Having got themselves into a strong first-innings position, at 246 for 4 on the second morning, England suffered the first of two lower-order collapses. A slide of 6 for 56 was sparked by Dawid Malan hooking a bouncer to deep square leg, while England's second innings began with Alastair Cook being caught at fine leg taking on a Josh Hazlewood bouncer. Australia's quicks then finished off the tail again by claiming the last four wickets for 10 runs.
However, Swann said he didn't believe this was a major issue for England to try and rectify before the day-night Test at Adelaide, starting on Saturday. Having had first-hand experience of trying to combat a fired-up Mitchell Johnson in 2013-14, Swann also suggested England should have little to fear about facing Australia's "overhyped" attack this time around.
"I don't think it's a problem for the whole England team - of course numbers nine, ten and eleven struggle against it [the short ball]," Swann told ESPNcricinfo. "I don't think you're going to do anything that's going to change that in a week. I think England should bowl short at the Australian tail, because they're no better at it.

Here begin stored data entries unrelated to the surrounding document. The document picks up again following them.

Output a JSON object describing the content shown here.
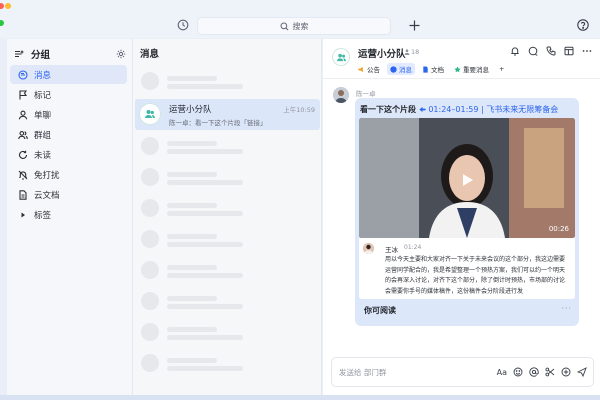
{
  "titlebar": {
    "search_placeholder": "搜索",
    "icons": [
      "history-icon",
      "search-icon",
      "plus-icon",
      "help-icon"
    ]
  },
  "sidebar": {
    "title": "分组",
    "items": [
      {
        "label": "消息",
        "icon": "message-icon",
        "active": true
      },
      {
        "label": "标记",
        "icon": "flag-icon"
      },
      {
        "label": "单聊",
        "icon": "person-icon"
      },
      {
        "label": "群组",
        "icon": "group-icon"
      },
      {
        "label": "未读",
        "icon": "refresh-icon"
      },
      {
        "label": "免打扰",
        "icon": "bell-off-icon"
      },
      {
        "label": "云文档",
        "icon": "document-icon"
      },
      {
        "label": "标签",
        "icon": "caret-right-icon"
      }
    ]
  },
  "message_list": {
    "title": "消息",
    "active_chat": {
      "name": "运营小分队",
      "preview": "陈一卓：看一下这个片段「链接」",
      "time": "上午10:59"
    }
  },
  "conversation": {
    "group_name": "运营小分队",
    "member_count": "18",
    "tabs": [
      {
        "label": "公告",
        "icon": "announcement-icon"
      },
      {
        "label": "消息",
        "icon": "chat-icon",
        "active": true
      },
      {
        "label": "文档",
        "icon": "doc-icon"
      },
      {
        "label": "重要消息",
        "icon": "pin-icon"
      }
    ],
    "tab_add": "+",
    "header_icons": [
      "notification-icon",
      "mention-icon",
      "call-icon",
      "window-icon",
      "more-icon"
    ],
    "sender": "陈一卓",
    "card": {
      "title_prefix": "看一下这个片段",
      "title_link": "01:24–01:59 | 飞书未来无限筹备会",
      "video_duration": "00:26",
      "speaker": "王冰",
      "speaker_time": "01:24",
      "transcript": "用以今天主要和大家对齐一下关于未来会议的这个部分，我这边需要运营同学配合的，我是希望整理一个预热方案，我们可以约一个明天的会再深入讨论，对齐下这个部分，除了倒计时预热，市场部的讨论会需要你手号的媒体稿件，这份稿件会分阶段进行发",
      "read_more": "你可阅读",
      "more": "···"
    },
    "composer": {
      "placeholder": "发送给 部门群",
      "tools": [
        "Aa",
        "emoji-icon",
        "at-icon",
        "scissors-icon",
        "add-circle-icon",
        "send-icon"
      ]
    }
  }
}
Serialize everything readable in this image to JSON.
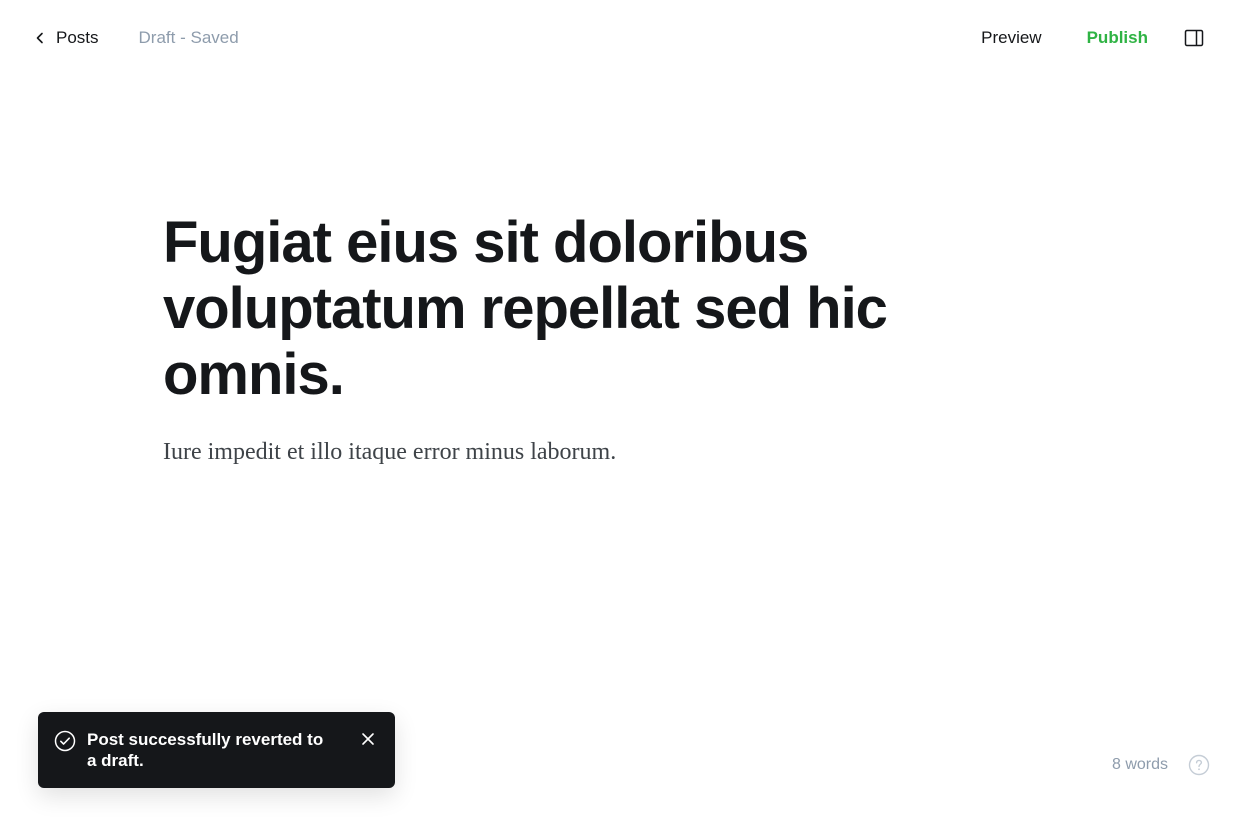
{
  "header": {
    "back_label": "Posts",
    "back_icon": "chevron-left-icon",
    "status": "Draft - Saved",
    "preview_label": "Preview",
    "publish_label": "Publish",
    "sidebar_icon": "sidebar-toggle-icon"
  },
  "editor": {
    "title": "Fugiat eius sit doloribus voluptatum repellat sed hic omnis.",
    "body": "Iure impedit et illo itaque error minus laborum."
  },
  "toast": {
    "icon": "check-circle-icon",
    "message": "Post successfully reverted to a draft.",
    "close_icon": "close-icon"
  },
  "footer": {
    "word_count": "8 words",
    "help_icon": "help-circle-icon"
  },
  "colors": {
    "publish": "#2fb344",
    "text": "#15171a",
    "muted": "#8e9cac",
    "toast_bg": "#15171a"
  }
}
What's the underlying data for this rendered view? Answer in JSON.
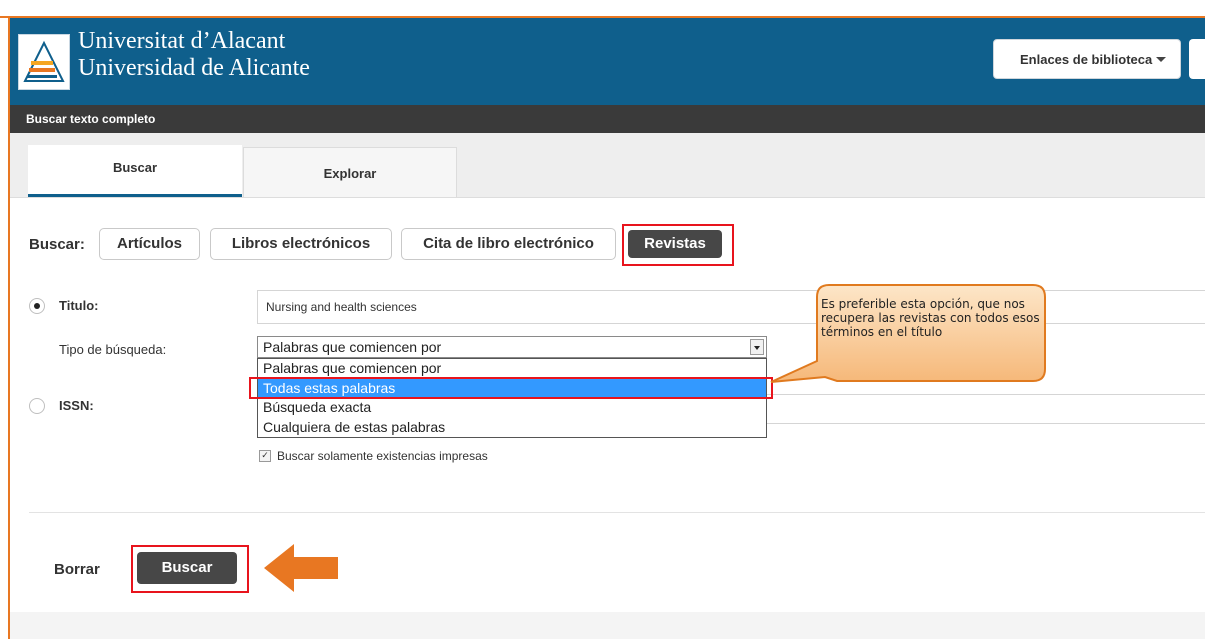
{
  "header": {
    "university_line1": "Universitat d’Alacant",
    "university_line2": "Universidad de Alicante",
    "library_links_label": "Enlaces de biblioteca"
  },
  "title_bar": "Buscar texto completo",
  "tabs": [
    {
      "label": "Buscar",
      "active": true
    },
    {
      "label": "Explorar",
      "active": false
    }
  ],
  "search_type": {
    "label": "Buscar:",
    "options": [
      "Artículos",
      "Libros electrónicos",
      "Cita de libro electrónico",
      "Revistas"
    ],
    "selected": "Revistas"
  },
  "form": {
    "title_label": "Titulo:",
    "title_value": "Nursing and health sciences",
    "title_radio_selected": true,
    "search_kind_label": "Tipo de búsqueda:",
    "search_kind_value": "Palabras que comiencen por",
    "search_kind_options": [
      "Palabras que comiencen por",
      "Todas estas palabras",
      "Búsqueda exacta",
      "Cualquiera de estas palabras"
    ],
    "search_kind_highlighted": "Todas estas palabras",
    "issn_label": "ISSN:",
    "issn_value": "",
    "print_only_label": "Buscar solamente existencias impresas",
    "print_only_checked": true
  },
  "actions": {
    "clear_label": "Borrar",
    "search_label": "Buscar"
  },
  "annotation": {
    "callout_text": "Es preferible esta opción, que nos recupera las revistas con todos esos términos en el título"
  },
  "colors": {
    "header_blue": "#0f5f8c",
    "dark_button": "#474747",
    "highlight_red": "#e8141d",
    "annotation_orange": "#e87722",
    "selected_option_blue": "#3399ff"
  }
}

"I know that Alastair Cook was surprised by a very good Josh Hazlewood bouncer in the second innings, caught on the boundary, but I don't think the top order have got that many problems. The one guy I thought would have an issue was Moeen Ali, coming into this series, but I think he played it with aplomb yesterday, so I'm not overly fussed."
Despite only managing to post 302, England had sight of a first-innings lead when reducing Australia to 209 for 7, only for Steven Smith's masterful 141 not out to shift the momentum. England then stuttered to 195 second time around, before Australia's openers knocked off their target, but Swann felt there were positives to draw on.

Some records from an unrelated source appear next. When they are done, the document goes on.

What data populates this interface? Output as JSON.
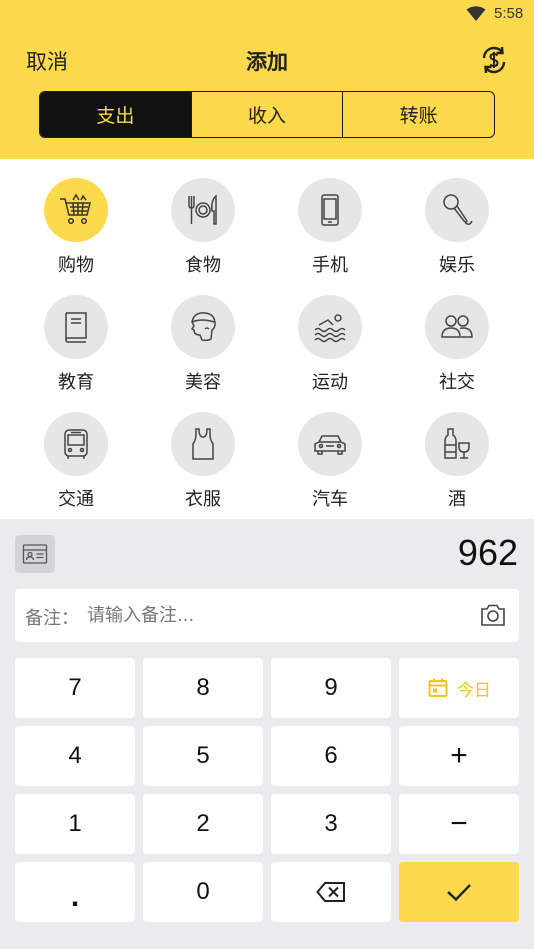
{
  "status_bar": {
    "time": "5:58"
  },
  "header": {
    "cancel_label": "取消",
    "title": "添加",
    "tabs": [
      {
        "label": "支出",
        "active": true
      },
      {
        "label": "收入",
        "active": false
      },
      {
        "label": "转账",
        "active": false
      }
    ]
  },
  "categories": [
    {
      "label": "购物",
      "icon": "shopping-cart-icon",
      "selected": true
    },
    {
      "label": "食物",
      "icon": "fork-plate-knife-icon",
      "selected": false
    },
    {
      "label": "手机",
      "icon": "phone-icon",
      "selected": false
    },
    {
      "label": "娱乐",
      "icon": "microphone-icon",
      "selected": false
    },
    {
      "label": "教育",
      "icon": "book-icon",
      "selected": false
    },
    {
      "label": "美容",
      "icon": "face-icon",
      "selected": false
    },
    {
      "label": "运动",
      "icon": "swimming-icon",
      "selected": false
    },
    {
      "label": "社交",
      "icon": "people-icon",
      "selected": false
    },
    {
      "label": "交通",
      "icon": "bus-icon",
      "selected": false
    },
    {
      "label": "衣服",
      "icon": "tank-top-icon",
      "selected": false
    },
    {
      "label": "汽车",
      "icon": "car-icon",
      "selected": false
    },
    {
      "label": "酒",
      "icon": "wine-bottle-glass-icon",
      "selected": false
    }
  ],
  "amount": "962",
  "note": {
    "label": "备注：",
    "placeholder": "请输入备注..."
  },
  "keypad": {
    "k7": "7",
    "k8": "8",
    "k9": "9",
    "today": "今日",
    "k4": "4",
    "k5": "5",
    "k6": "6",
    "plus": "+",
    "k1": "1",
    "k2": "2",
    "k3": "3",
    "minus": "−",
    "dot": ".",
    "k0": "0"
  },
  "colors": {
    "accent": "#fdd94b",
    "today_text": "#f5c31a",
    "active_tab_bg": "#111111"
  }
}
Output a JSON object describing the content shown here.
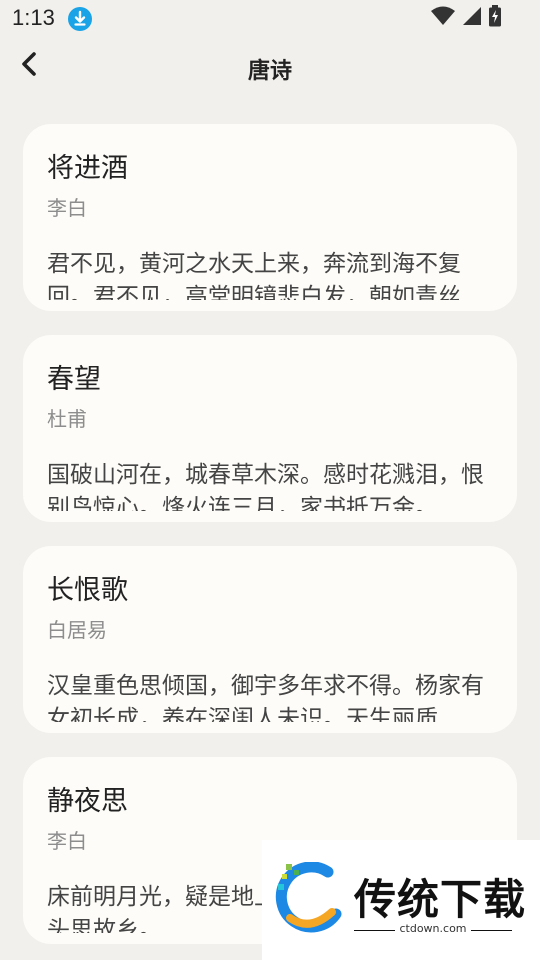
{
  "status_bar": {
    "time": "1:13",
    "icons": [
      "download-icon",
      "wifi-icon",
      "signal-icon",
      "battery-charging-icon"
    ],
    "colors": {
      "download": "#1aa3e6"
    }
  },
  "header": {
    "title": "唐诗",
    "back_icon": "chevron-left-icon"
  },
  "poems": [
    {
      "title": "将进酒",
      "author": "李白",
      "excerpt": "君不见，黄河之水天上来，奔流到海不复回。君不见，高堂明镜悲白发，朝如青丝"
    },
    {
      "title": "春望",
      "author": "杜甫",
      "excerpt": "国破山河在，城春草木深。感时花溅泪，恨别鸟惊心。烽火连三月，家书抵万金。"
    },
    {
      "title": "长恨歌",
      "author": "白居易",
      "excerpt": "汉皇重色思倾国，御宇多年求不得。杨家有女初长成，养在深闺人未识。天生丽质"
    },
    {
      "title": "静夜思",
      "author": "李白",
      "excerpt": "床前明月光，疑是地上霜。举头望明月，低头思故乡。"
    }
  ],
  "watermark": {
    "name": "传统下载",
    "url": "ctdown.com"
  },
  "colors": {
    "background": "#f1f0ec",
    "card": "#fdfcf8",
    "author_text": "#8d8d8d"
  }
}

"I know a lot of people are bleating and blaring - especially the English, we like to moan about everything, we like to think it's all doom and gloom. It's not all doom and gloom. We got ourselves into positions in this game where we could have easily won the Test match. It all fell away quite drastically halfway through day four and Australia were able to canter home in the end. For long periods of the first innings, especially, the Australians didn't have a clue what to do with the ball, so there are plenty of positives to draw on.
"I think it's a different proposition to four years ago with Mitchell Johnson, who was genuinely quick - three or four yards quicker than anyone on show here. It's quite funny actually, the way Australia have overhyped this pace attack. Before the first Test, there was a picture of the three of them [Hazlewood, Mitchell Starc and Pat Cummins] in the newspaper saying, 'Our most feared attack ever', and then had pictures of other Australian pace attacks, one of which involved Shaun Tait, Brett Lee and Glenn McGrath - I can tell you what, Shaun Tait, Brett Lee and Glenn McGrath were a lot more fearsome than these three."
Aside from the controversy around Jonny Bairstow's conduct earlier in the tour, England's problems have been compounded by a finger injury suffered by Moeen. Swann said a cut finger was "not the end of the world" for a spinner but Moeen had to come up with a way of coping by the time the second Test begins.
"They need more from Moeen Ali with the ball - with the bat he was brilliant in this match. I think that split on his finger, because he's not a natural bowler, he hasn't bowled a lot of overs in the past, he's not used to it, he hasn't got a mechanism to deal with that. Guys who just bowl spin and bat down the order, they know how to deal with it. It's probably the first time in his career he's come across that, so he'll need to sort something out quickly."